Le gouvernement Legault défend sa décision d’injecter près de 30 millions dans une compagnie française désirant développer des ballons dirigeables et qui compte parmi ses actionnaires une société chinoise visée par des soupçons d’espionnage industriel.

Interrogé jeudi à l’Assemblée nationale, le ministre de l’Économie et de l’Innovation, Pierre Fitzgibbon, dit être à l’aise avec l’investissement, reconnaissant au passage qu’il pouvait y avoir un «risque de réputation».

«Moi, je suis confortable à l’environnement d’investissement de risque, mais je ne peux pas être insensible à ce qu’on lit, c’est sûr», a-t-il expliqué, au cours d’une mêlée de presse.

Selon un décret gouvernemental, Investissement Québec (IQ) allongera environ 30 millions dans Flying Whales, qui souhaite mettre au point des dirigeables capables de transporter de lourdes charges, comme de la machinerie, à des endroits peu accessibles.

Une première tranche de 22 millions ira dans Flying Whales et une deuxième de 8 millions dans une nouvelle filiale québécoise, Les dirigeables Flying Whales Québec, qui effectuera de la recherche et du développement.

Toutefois, l’entreprise française compte parmi ses actionnaires Aviation Industry Corporation of China, une société chinoise, qui, d’après divers reportages aux États-Unis, inquiète par ses tentatives d’acquérir des participations minoritaires dans des compagnies aérospatiales au sud de la frontière, notamment.

PC

Pierre Fitzgibbon

S’il s’est montré préoccupé des allégations, M. Fitzgibbon a affirmé que les «Chinois n’auront pas d’implication ici au Québec», minimisant au passage les risques entourant, par exemple le vol de brevets.

«Les brevets ne sont pas la panacée en soit, a-t-il affirmé. L’avantage du procédé industriel est souvent plus important que les brevets comme tels. On accuse souvent les Chinois de copier nos affaires, mais c’est une réalité. Je pense qu’il faut apprendre à vivre avec cela.

«Toutefois, si des enjeux de sécurité nationale devaient émerger, “il y aurait des choses à faire», a dit M. Fitzgibbon, sans toutefois aller plus loin.

En dépit des tentatives du ministre visant à calmer le jeu, la porte-parole de l’opposition officielle en matière d’économie, Dominique Anglade, a estimé que dans le contexte actuel, la «moindre des choses» serait de dévoiler les vérifications effectuées avant de donner le feu vert au versement des sommes.

Selon la députée libérale, les Américains regardent de près ce que fait le Québec en matière d’investissements, notamment dans les secteurs du bois d’œuvre, de l’acier et de l’aérospatiale.
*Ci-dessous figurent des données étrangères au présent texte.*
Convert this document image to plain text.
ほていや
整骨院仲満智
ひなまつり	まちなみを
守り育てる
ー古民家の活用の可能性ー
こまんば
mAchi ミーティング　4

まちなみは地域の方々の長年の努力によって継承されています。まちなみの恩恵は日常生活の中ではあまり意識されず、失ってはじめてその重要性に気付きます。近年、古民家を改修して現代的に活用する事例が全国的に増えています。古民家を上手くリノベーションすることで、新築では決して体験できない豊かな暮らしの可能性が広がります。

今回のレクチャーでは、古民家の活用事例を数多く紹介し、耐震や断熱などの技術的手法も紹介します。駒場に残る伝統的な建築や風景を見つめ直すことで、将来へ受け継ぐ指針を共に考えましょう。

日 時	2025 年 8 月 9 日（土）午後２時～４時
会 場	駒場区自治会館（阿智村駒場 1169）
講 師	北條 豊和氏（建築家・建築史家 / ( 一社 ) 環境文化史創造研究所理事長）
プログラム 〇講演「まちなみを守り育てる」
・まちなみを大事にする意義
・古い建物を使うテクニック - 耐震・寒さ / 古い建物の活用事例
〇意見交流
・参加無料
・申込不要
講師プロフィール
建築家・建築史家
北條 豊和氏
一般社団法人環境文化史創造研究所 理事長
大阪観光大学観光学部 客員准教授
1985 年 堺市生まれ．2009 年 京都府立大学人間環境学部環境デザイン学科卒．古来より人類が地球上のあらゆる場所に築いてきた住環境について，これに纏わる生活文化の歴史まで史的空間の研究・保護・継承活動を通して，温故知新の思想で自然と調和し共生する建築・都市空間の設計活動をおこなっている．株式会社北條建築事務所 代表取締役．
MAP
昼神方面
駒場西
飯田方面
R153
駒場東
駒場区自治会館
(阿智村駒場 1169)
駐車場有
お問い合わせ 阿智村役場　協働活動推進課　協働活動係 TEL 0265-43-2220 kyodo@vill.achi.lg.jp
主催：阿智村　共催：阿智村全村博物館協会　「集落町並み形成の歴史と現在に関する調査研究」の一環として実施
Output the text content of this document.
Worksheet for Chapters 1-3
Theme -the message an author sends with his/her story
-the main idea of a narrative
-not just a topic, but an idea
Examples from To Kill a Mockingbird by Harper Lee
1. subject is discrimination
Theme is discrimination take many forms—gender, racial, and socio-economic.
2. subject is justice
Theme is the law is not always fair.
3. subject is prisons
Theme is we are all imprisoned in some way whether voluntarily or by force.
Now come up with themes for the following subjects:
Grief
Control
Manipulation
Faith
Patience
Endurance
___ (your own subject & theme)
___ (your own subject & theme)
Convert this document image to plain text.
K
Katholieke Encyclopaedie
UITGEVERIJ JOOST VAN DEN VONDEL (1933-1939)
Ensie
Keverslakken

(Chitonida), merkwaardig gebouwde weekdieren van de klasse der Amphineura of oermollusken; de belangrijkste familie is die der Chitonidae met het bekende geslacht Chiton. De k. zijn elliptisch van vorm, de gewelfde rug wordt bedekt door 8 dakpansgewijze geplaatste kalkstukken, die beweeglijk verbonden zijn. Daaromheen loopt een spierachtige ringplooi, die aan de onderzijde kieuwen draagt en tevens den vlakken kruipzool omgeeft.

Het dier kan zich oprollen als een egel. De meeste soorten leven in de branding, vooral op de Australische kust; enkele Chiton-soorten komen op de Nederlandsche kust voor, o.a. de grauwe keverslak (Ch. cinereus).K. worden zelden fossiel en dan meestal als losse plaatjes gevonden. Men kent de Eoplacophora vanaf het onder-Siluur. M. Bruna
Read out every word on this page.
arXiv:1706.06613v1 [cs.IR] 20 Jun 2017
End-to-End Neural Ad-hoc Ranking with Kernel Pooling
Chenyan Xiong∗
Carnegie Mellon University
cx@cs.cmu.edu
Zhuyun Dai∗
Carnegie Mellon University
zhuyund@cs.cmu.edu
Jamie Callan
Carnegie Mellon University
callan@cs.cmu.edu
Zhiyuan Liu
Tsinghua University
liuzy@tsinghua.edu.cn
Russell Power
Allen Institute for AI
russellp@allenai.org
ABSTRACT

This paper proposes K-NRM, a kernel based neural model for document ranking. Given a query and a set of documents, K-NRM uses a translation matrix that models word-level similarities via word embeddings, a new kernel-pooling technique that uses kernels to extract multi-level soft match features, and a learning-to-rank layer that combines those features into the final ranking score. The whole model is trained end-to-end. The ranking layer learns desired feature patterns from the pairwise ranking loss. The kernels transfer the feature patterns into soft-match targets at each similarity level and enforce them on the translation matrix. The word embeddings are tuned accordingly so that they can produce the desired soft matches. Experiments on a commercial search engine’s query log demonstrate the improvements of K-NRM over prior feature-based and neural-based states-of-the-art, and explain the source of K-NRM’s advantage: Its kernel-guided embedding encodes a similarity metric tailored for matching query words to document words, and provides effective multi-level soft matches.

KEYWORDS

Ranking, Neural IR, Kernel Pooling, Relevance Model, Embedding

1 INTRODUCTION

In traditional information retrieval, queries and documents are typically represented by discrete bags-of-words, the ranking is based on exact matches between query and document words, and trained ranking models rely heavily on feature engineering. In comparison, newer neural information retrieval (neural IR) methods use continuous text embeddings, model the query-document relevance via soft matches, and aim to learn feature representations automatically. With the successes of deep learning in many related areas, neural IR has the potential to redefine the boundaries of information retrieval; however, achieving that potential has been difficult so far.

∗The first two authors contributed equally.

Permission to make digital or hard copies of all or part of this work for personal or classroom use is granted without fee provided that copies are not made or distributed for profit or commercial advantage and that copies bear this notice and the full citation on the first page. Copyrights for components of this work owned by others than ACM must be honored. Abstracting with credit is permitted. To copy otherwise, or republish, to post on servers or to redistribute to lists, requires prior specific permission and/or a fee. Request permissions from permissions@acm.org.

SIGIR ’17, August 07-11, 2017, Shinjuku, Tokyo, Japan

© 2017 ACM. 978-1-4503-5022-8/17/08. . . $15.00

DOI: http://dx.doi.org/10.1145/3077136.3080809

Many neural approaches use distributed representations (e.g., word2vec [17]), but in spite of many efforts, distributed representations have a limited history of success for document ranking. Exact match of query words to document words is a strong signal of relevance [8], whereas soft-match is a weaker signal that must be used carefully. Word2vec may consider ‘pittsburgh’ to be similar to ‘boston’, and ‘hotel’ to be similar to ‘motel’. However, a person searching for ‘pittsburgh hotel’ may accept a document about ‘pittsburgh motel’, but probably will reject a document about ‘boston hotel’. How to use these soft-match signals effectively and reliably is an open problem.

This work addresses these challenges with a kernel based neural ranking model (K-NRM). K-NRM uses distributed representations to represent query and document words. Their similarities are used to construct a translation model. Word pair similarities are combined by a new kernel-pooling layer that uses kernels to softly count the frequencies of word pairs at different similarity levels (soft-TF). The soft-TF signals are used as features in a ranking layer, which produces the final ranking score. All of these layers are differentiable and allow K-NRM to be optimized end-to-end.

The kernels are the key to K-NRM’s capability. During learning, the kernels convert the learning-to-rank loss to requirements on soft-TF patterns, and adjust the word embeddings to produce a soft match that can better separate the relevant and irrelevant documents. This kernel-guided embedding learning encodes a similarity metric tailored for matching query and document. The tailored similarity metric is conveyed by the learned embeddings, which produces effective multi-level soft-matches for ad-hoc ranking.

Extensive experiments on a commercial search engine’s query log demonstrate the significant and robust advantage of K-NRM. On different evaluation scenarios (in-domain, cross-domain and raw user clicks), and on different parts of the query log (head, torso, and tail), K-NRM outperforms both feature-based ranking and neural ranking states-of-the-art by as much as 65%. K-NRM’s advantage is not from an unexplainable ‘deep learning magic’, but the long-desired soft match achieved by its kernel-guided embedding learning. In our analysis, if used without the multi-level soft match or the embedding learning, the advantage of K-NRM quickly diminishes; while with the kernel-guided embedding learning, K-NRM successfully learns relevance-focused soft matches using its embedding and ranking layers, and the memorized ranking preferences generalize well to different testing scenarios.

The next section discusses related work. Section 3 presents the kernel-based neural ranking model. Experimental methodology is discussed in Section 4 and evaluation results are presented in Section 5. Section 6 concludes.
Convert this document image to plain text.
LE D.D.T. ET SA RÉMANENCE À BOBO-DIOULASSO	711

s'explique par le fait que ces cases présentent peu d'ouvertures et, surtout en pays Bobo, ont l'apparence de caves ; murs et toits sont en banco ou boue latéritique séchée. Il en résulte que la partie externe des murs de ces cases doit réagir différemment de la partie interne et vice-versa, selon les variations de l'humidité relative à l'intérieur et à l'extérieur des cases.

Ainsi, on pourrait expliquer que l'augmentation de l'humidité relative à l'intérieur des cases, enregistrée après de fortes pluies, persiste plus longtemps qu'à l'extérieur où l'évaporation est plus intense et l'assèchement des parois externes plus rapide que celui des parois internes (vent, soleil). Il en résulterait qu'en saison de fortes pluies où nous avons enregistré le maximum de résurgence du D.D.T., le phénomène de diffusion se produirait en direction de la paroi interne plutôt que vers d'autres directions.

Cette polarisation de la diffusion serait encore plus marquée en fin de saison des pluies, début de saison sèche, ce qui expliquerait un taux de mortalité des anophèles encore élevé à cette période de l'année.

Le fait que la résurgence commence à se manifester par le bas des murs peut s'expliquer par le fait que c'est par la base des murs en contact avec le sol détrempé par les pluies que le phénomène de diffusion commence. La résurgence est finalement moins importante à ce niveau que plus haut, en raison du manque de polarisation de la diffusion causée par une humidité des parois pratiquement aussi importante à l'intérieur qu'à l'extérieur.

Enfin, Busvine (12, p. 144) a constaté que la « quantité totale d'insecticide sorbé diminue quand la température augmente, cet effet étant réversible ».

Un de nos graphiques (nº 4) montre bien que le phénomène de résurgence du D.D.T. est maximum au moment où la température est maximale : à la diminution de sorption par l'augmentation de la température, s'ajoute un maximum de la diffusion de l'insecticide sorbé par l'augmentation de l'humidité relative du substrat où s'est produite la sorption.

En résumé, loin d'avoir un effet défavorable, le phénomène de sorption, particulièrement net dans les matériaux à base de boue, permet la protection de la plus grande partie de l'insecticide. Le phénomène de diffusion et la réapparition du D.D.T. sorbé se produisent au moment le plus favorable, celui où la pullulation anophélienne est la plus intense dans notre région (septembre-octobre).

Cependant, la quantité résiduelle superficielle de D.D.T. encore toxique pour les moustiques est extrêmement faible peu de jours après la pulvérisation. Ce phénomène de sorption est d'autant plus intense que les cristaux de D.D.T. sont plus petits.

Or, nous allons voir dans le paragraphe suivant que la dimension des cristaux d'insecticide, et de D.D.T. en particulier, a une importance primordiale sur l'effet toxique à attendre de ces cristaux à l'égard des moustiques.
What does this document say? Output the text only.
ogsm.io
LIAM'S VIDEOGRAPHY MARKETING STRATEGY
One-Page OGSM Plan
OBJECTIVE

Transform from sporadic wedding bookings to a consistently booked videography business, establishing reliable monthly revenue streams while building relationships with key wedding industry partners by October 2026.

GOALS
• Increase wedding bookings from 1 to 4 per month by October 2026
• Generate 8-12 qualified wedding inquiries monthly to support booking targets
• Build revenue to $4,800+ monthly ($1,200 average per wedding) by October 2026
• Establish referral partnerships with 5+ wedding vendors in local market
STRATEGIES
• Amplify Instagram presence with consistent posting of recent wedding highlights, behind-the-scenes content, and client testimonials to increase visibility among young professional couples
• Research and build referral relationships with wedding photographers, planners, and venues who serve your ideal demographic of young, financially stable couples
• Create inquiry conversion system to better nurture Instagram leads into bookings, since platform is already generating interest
«Lorsque l’on voit qu’il y a un risque réputationnel, économique et politique, à ce moment-là, il faut se poser la question : est-ce que c’est le bon choix que l’on est en train de faire ? a-t-elle dit. Peut-être qu’on devrait se concentrer sur autre chose et ne pas investir des billes dans un investissement aussi risqué.»

C’est au Salon du Bourget, qui se tenait en France en juin dernier, qu’une entente de principe avait été conclue avec Flying Whales. À l’origine, l’annonce prévoyait la conclusion d’un partenariat au 30 septembre.

Selon le texte du décret ministériel visant à donner le feu vert à l’investissement, Flying Whales effectuerait des travaux de recherche et développement, mettrait sur pied une société exploitant ces ballons dirigeables en plus d’y implanter une usine visant à desservir le «territoire des Amériques».